Rice had never been "at odds with
Bush." Together, they had corrected the initial spin from
Bush's mean old boys, who had made Rice appear like a Black anti-affirmative
action dominatrix. Instead, Bush appeared to be acting in harmony
with an independent-minded Black woman whose opinions he happened
to share.
What is most disturbing about this manufactured
drama starring a hireling and her boss is the institutional performance
of the corporate media which, acting on its own imperatives,
succeeded in correcting the initial White House spin blunder
while elevating Rice to a totally undeserved status.
Instead of a national discussion on affirmative
action, or the merits of the case that is headed to the U.S.
Supreme Court, attention was focused on the opinions of a woman
who represents no one besides her patrons. Better the old days,
back in the Forties, when Joe Louis was asked to speak for Black
America. At least he fought his own battles in the boxing ring.
Rice, the foreign policy servant, was treated like an authentic
Black leader - a triumph of the GOP's Black appointive strategy,
and a collective insult to every African American.
Ralph Neas, president of the liberal
People For the American Way Foundation, couldn't resist getting
into the act, if only to boost the opinions of another Black
Bush appointee who represents no one but himself. "It is
very good news that Condoleezza Rice agrees with Colin Powell's
long-standing belief that it is appropriate to use race as one
factor among others in achieving a diverse student body,'' Neas
said.
Neas undoubtedly meant well, but he did
Black people no favor. Then again, his remarks were certainly
echoed in Black barbershops and beauty parlors throughout the
nation, over the long King weekend. Republican Black appointive
politics, bearing no relation to democracy or Black self-determination,
has achieved a status in much of the public mind equal to the
real politics of elections.
As confirmation, the affirmative action
opinions of both Rice and Powell were elicited on NBC's "Meet
the Press" and CBS's "Face the Nation," respectively,
Sunday morning. Rice said that Bush "has come out in exactly
the right place." Powell repeated his support for the University
of Michigan's affirmative action program. Headlines filled the
news cycle.
Virtually all of Black elected and institutional
leadership as well as every Democratic presidential contender
except the shifty Senator Joe Lieberman support the Michigan
program. Yet Sunday belonged to the two, politely dueling appointees.
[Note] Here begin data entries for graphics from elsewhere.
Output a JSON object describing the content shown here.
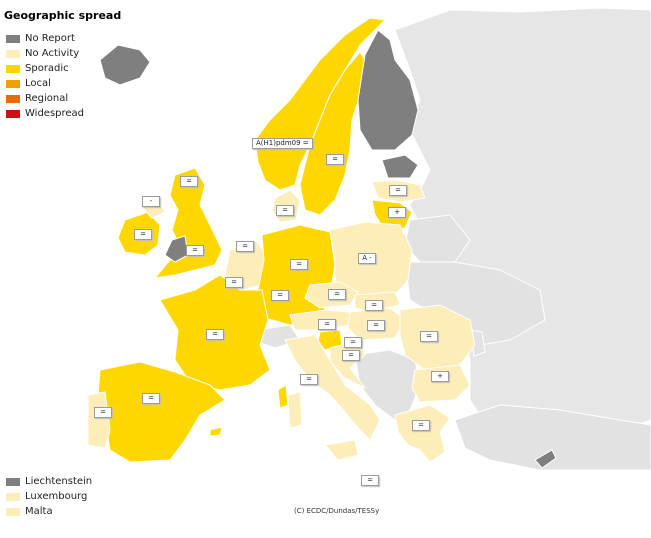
{
  "title": "Geographic spread",
  "legend": [
    {
      "label": "No Report",
      "color": "#7f7f7f"
    },
    {
      "label": "No Activity",
      "color": "#fcedb9"
    },
    {
      "label": "Sporadic",
      "color": "#ffd700"
    },
    {
      "label": "Local",
      "color": "#f2a200"
    },
    {
      "label": "Regional",
      "color": "#e96a00"
    },
    {
      "label": "Widespread",
      "color": "#cc1111"
    }
  ],
  "small_states": [
    {
      "label": "Liechtenstein",
      "color": "#7f7f7f"
    },
    {
      "label": "Luxembourg",
      "color": "#fcedb9"
    },
    {
      "label": "Malta",
      "color": "#fcedb9"
    }
  ],
  "credit": "(C) ECDC/Dundas/TESSy",
  "tags": {
    "norway": "A(H1)pdm09 =",
    "sweden": "=",
    "estonia": "=",
    "latvia": "+",
    "scotland": "=",
    "northern_ireland": "-",
    "ireland": "=",
    "england": "=",
    "denmark": "=",
    "netherlands": "=",
    "belgium": "=",
    "germany": "=",
    "poland": "A -",
    "france": "=",
    "luxembourg": "=",
    "czech": "=",
    "slovakia": "=",
    "austria": "=",
    "hungary": "=",
    "romania": "=",
    "slovenia": "=",
    "croatia": "=",
    "italy": "=",
    "bulgaria": "+",
    "spain": "=",
    "portugal": "=",
    "greece": "=",
    "malta": "="
  }
}
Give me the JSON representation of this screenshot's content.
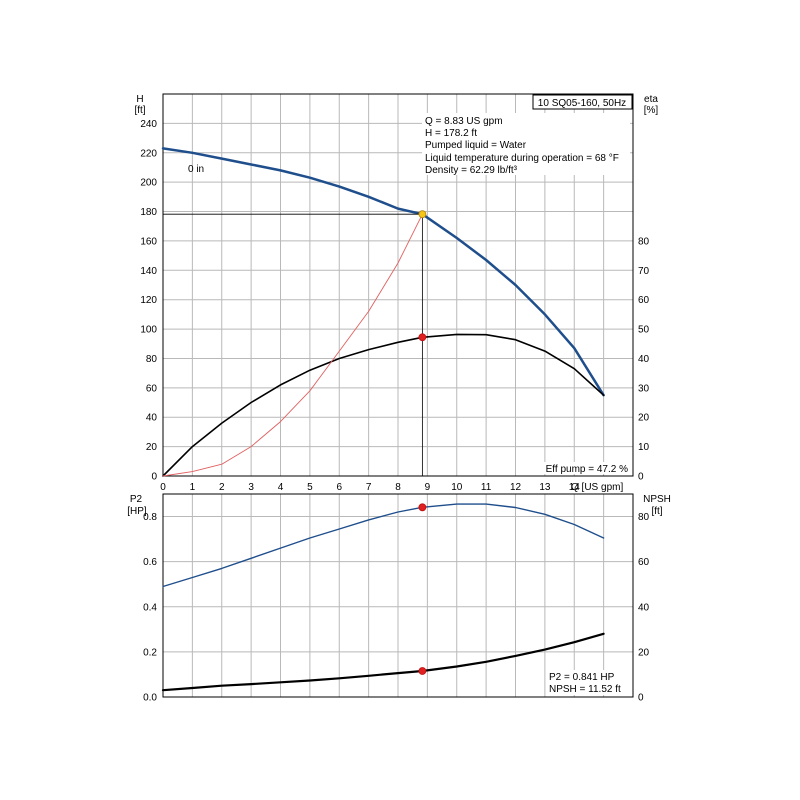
{
  "chart_data": [
    {
      "type": "line",
      "title": "10 SQ05-160, 50Hz",
      "xlabel": "Q [US gpm]",
      "x_ticks": [
        "0",
        "1",
        "2",
        "3",
        "4",
        "5",
        "6",
        "7",
        "8",
        "9",
        "10",
        "11",
        "12",
        "13",
        "14"
      ],
      "xlim": [
        0,
        16
      ],
      "y_left": {
        "label_line1": "H",
        "label_line2": "[ft]",
        "ticks": [
          "0",
          "20",
          "40",
          "60",
          "80",
          "100",
          "120",
          "140",
          "160",
          "180",
          "200",
          "220",
          "240"
        ],
        "range": [
          0,
          260
        ]
      },
      "y_right": {
        "label_line1": "eta",
        "label_line2": "[%]",
        "ticks": [
          "0",
          "10",
          "20",
          "30",
          "40",
          "50",
          "60",
          "70",
          "80"
        ],
        "range": [
          0,
          130
        ]
      },
      "curve_label": "0 in",
      "info_lines": [
        "Q = 8.83 US gpm",
        "H = 178.2 ft",
        "Pumped liquid = Water",
        "Liquid temperature during operation = 68 °F",
        "Density = 62.29 lb/ft³"
      ],
      "footer_text": "Eff pump = 47.2 %",
      "duty_point": {
        "q": 8.83,
        "h": 178.2,
        "eta": 47.2
      },
      "series": [
        {
          "name": "H",
          "axis": "left",
          "color": "#1f4e8c",
          "x": [
            0,
            1,
            2,
            3,
            4,
            5,
            6,
            7,
            8,
            8.83,
            10,
            11,
            12,
            13,
            14,
            15
          ],
          "y": [
            223,
            220,
            216,
            212,
            208,
            203,
            197,
            190,
            182,
            178.2,
            162,
            147,
            130,
            110,
            87,
            55
          ]
        },
        {
          "name": "eta",
          "axis": "right",
          "color": "#000000",
          "x": [
            0,
            1,
            2,
            3,
            4,
            5,
            6,
            7,
            8,
            8.83,
            10,
            11,
            12,
            13,
            14,
            15
          ],
          "y": [
            0,
            10,
            18,
            25,
            31,
            36,
            40,
            43,
            45.5,
            47.2,
            48.2,
            48.1,
            46.4,
            42.5,
            36.5,
            27.5
          ]
        },
        {
          "name": "system",
          "axis": "left",
          "color": "#e06060",
          "x": [
            0,
            1,
            2,
            3,
            4,
            5,
            6,
            7,
            8,
            8.83
          ],
          "y": [
            0,
            3,
            8,
            20,
            37,
            58,
            85,
            112,
            145,
            178.2
          ]
        }
      ]
    },
    {
      "type": "line",
      "x_ticks": [
        "0",
        "1",
        "2",
        "3",
        "4",
        "5",
        "6",
        "7",
        "8",
        "9",
        "10",
        "11",
        "12",
        "13",
        "14"
      ],
      "xlim": [
        0,
        16
      ],
      "y_left": {
        "label_line1": "P2",
        "label_line2": "[HP]",
        "ticks": [
          "0.0",
          "0.2",
          "0.4",
          "0.6",
          "0.8"
        ],
        "range": [
          0,
          0.9
        ]
      },
      "y_right": {
        "label_line1": "NPSH",
        "label_line2": "[ft]",
        "ticks": [
          "0",
          "20",
          "40",
          "60",
          "80"
        ],
        "range": [
          0,
          90
        ]
      },
      "footer_lines": [
        "P2 = 0.841 HP",
        "NPSH = 11.52 ft"
      ],
      "duty_point": {
        "q": 8.83,
        "p2": 0.841,
        "npsh": 11.52
      },
      "series": [
        {
          "name": "P2",
          "axis": "left",
          "color": "#1f4e8c",
          "x": [
            0,
            1,
            2,
            3,
            4,
            5,
            6,
            7,
            8,
            8.83,
            10,
            11,
            12,
            13,
            14,
            15
          ],
          "y": [
            0.49,
            0.53,
            0.57,
            0.615,
            0.66,
            0.705,
            0.745,
            0.785,
            0.82,
            0.841,
            0.855,
            0.855,
            0.84,
            0.81,
            0.765,
            0.705
          ]
        },
        {
          "name": "NPSH",
          "axis": "right",
          "color": "#000000",
          "x": [
            0,
            1,
            2,
            3,
            4,
            5,
            6,
            7,
            8,
            8.83,
            10,
            11,
            12,
            13,
            14,
            15
          ],
          "y": [
            3,
            4,
            5,
            5.7,
            6.5,
            7.3,
            8.3,
            9.4,
            10.6,
            11.52,
            13.5,
            15.6,
            18.2,
            21,
            24.3,
            28
          ]
        }
      ]
    }
  ]
}
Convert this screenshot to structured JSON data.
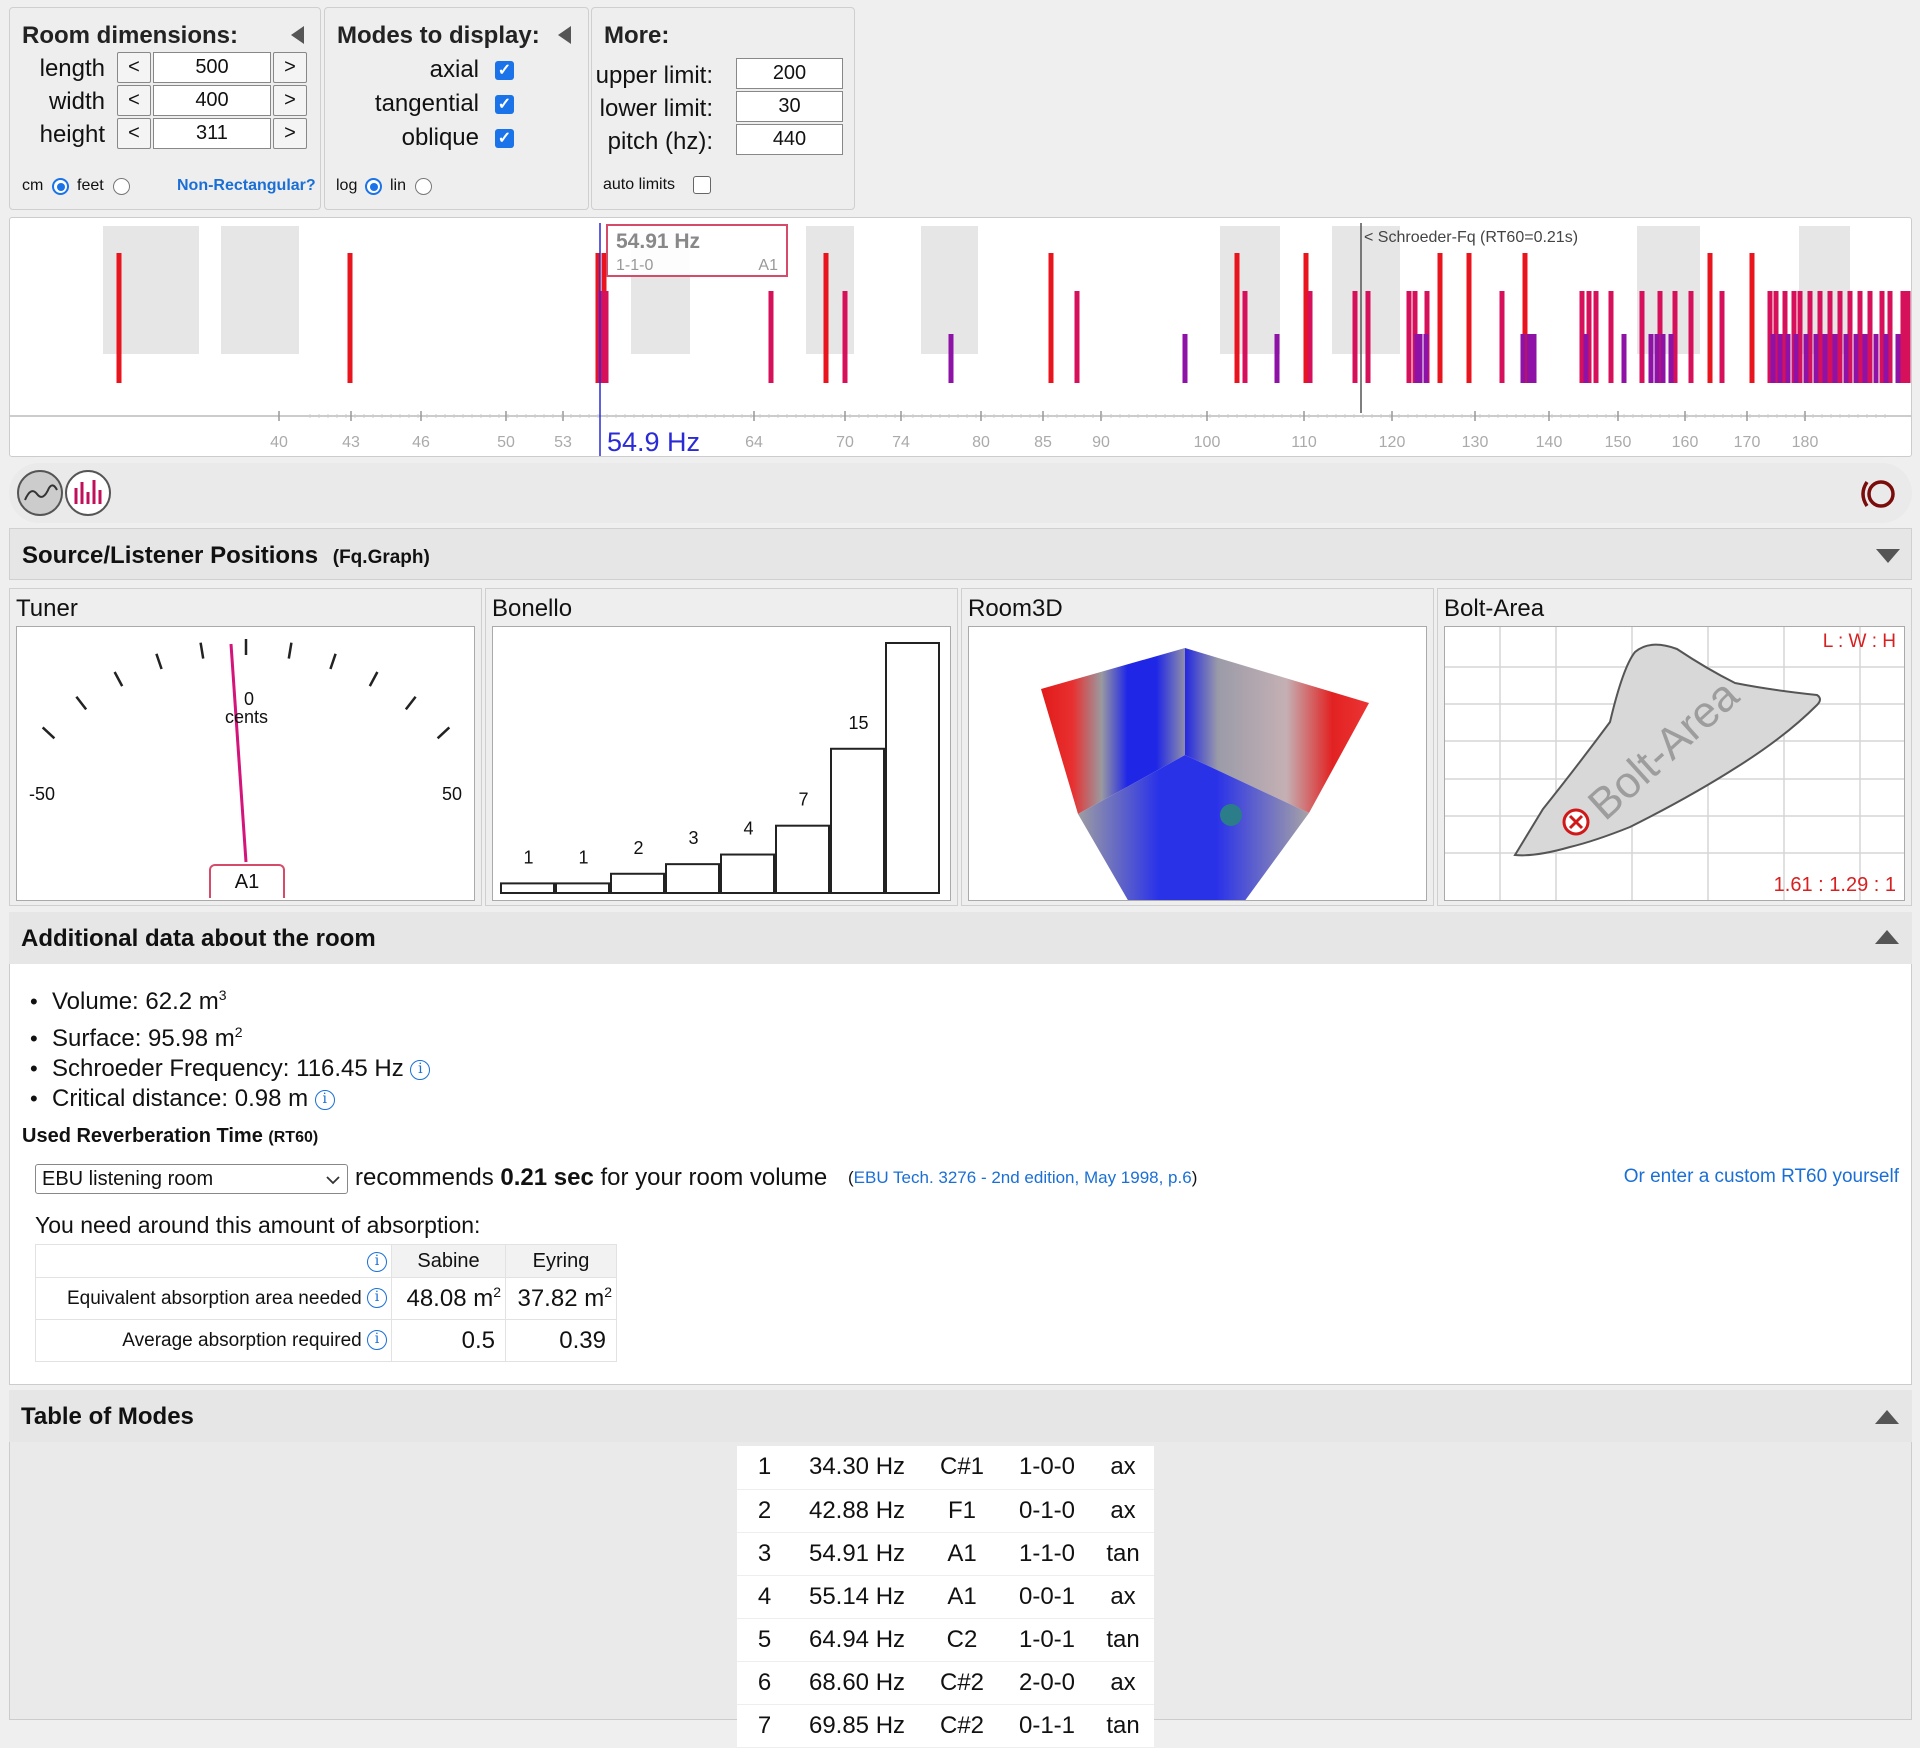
{
  "room": {
    "title": "Room dimensions:",
    "rows": [
      {
        "label": "length",
        "value": "500"
      },
      {
        "label": "width",
        "value": "400"
      },
      {
        "label": "height",
        "value": "311"
      }
    ],
    "dec": "<",
    "inc": ">",
    "unit_cm": "cm",
    "unit_feet": "feet",
    "nonrect": "Non-Rectangular?"
  },
  "modes_panel": {
    "title": "Modes to display:",
    "items": [
      {
        "label": "axial",
        "checked": true
      },
      {
        "label": "tangential",
        "checked": true
      },
      {
        "label": "oblique",
        "checked": true
      }
    ],
    "log": "log",
    "lin": "lin"
  },
  "more": {
    "title": "More:",
    "rows": [
      {
        "label": "upper limit:",
        "value": "200"
      },
      {
        "label": "lower limit:",
        "value": "30"
      },
      {
        "label": "pitch (hz):",
        "value": "440"
      }
    ],
    "auto": "auto limits"
  },
  "spectrum": {
    "tooltip_freq": "54.91 Hz",
    "tooltip_mode": "1-1-0",
    "tooltip_note": "A1",
    "schroeder": "< Schroeder-Fq (RT60=0.21s)",
    "cursor_label": "54.9 Hz",
    "ticks": [
      "40",
      "43",
      "46",
      "50",
      "53",
      "64",
      "70",
      "74",
      "80",
      "85",
      "90",
      "100",
      "110",
      "120",
      "130",
      "140",
      "150",
      "160",
      "170",
      "180"
    ],
    "colors": {
      "axial": "#e8141e",
      "tangential": "#d6105a",
      "oblique": "#8e12a6",
      "cursor": "#2a2ad6"
    }
  },
  "source_listener": {
    "title": "Source/Listener Positions",
    "sub": "(Fq.Graph)"
  },
  "views": {
    "tuner": {
      "title": "Tuner",
      "zero": "0",
      "cents": "cents",
      "minus": "-50",
      "plus": "50",
      "note": "A1"
    },
    "bonello": {
      "title": "Bonello",
      "bars": [
        1,
        1,
        2,
        3,
        4,
        7,
        15,
        26
      ]
    },
    "room3d": {
      "title": "Room3D"
    },
    "bolt": {
      "title": "Bolt-Area",
      "lwh": "L : W : H",
      "ratio": "1.61 : 1.29 : 1",
      "watermark": "Bolt-Area"
    }
  },
  "additional": {
    "title": "Additional data about the room",
    "volume": "Volume: 62.2 m",
    "volume_sup": "3",
    "surface": "Surface: 95.98 m",
    "surface_sup": "2",
    "schroeder": "Schroeder Frequency: 116.45 Hz",
    "critical": "Critical distance: 0.98 m",
    "reverb_title": "Used Reverberation Time",
    "reverb_sub": "(RT60)",
    "select": "EBU listening room",
    "rec_pre": "recommends",
    "rec_val": "0.21 sec",
    "rec_post": "for your room volume",
    "ref_open": "(",
    "ref": "EBU Tech. 3276 - 2nd edition, May 1998, p.6",
    "ref_close": ")",
    "custom": "Or enter a custom RT60 yourself",
    "need": "You need around this amount of absorption:",
    "sabine": "Sabine",
    "eyring": "Eyring",
    "row1_label": "Equivalent absorption area needed",
    "row1_sabine": "48.08 m",
    "row1_eyring": "37.82 m",
    "sq": "2",
    "row2_label": "Average absorption required",
    "row2_sabine": "0.5",
    "row2_eyring": "0.39"
  },
  "modes_table": {
    "title": "Table of Modes",
    "rows": [
      [
        "1",
        "34.30 Hz",
        "C#1",
        "1-0-0",
        "ax"
      ],
      [
        "2",
        "42.88 Hz",
        "F1",
        "0-1-0",
        "ax"
      ],
      [
        "3",
        "54.91 Hz",
        "A1",
        "1-1-0",
        "tan"
      ],
      [
        "4",
        "55.14 Hz",
        "A1",
        "0-0-1",
        "ax"
      ],
      [
        "5",
        "64.94 Hz",
        "C2",
        "1-0-1",
        "tan"
      ],
      [
        "6",
        "68.60 Hz",
        "C#2",
        "2-0-0",
        "ax"
      ],
      [
        "7",
        "69.85 Hz",
        "C#2",
        "0-1-1",
        "tan"
      ]
    ]
  }
}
As an operative fact, the corporate press conspires with the
White House to present appointed Blacks as an alternative - more
newsworthy - leadership of Black America. It matters little that
Powell's views on affirmative action happen to be closer to those
of Black elected leaders and activists with proven constituencies.
Powell was not chosen by Blacks, but by Bush. His opinion counts
for no more than that of Condoleezza Rice.
No place sacred
The old, reflexive Black applause for
members of the race who are chosen for high office, now works
against us with a vengeance. The GOP understands the game and,
with the enthusiastic connivance of corporate media, plays it
with increasing skill. Authentic Black opinion, sensibilities
and leadership are relentlessly devalued, even at the First Baptist
Church of Glenarden, Maryland on the day set aside for remembrance
of Dr. Martin Luther King.
The Associated Press recorded the surprise
presidential visit:
Though warmly greeted, Bush's applause
paled in comparison to the cheers that followed Rice's introduction.
She smiled and blew kisses to the crowd from her seat behind
Bush.
Authentic Black leadership has done little
to impress upon the people that Rice is the devil's handmaiden,
an eager accomplice in Bush's crimes. It is one thing to bear
insults with dignity. It is quite another to cheer about it.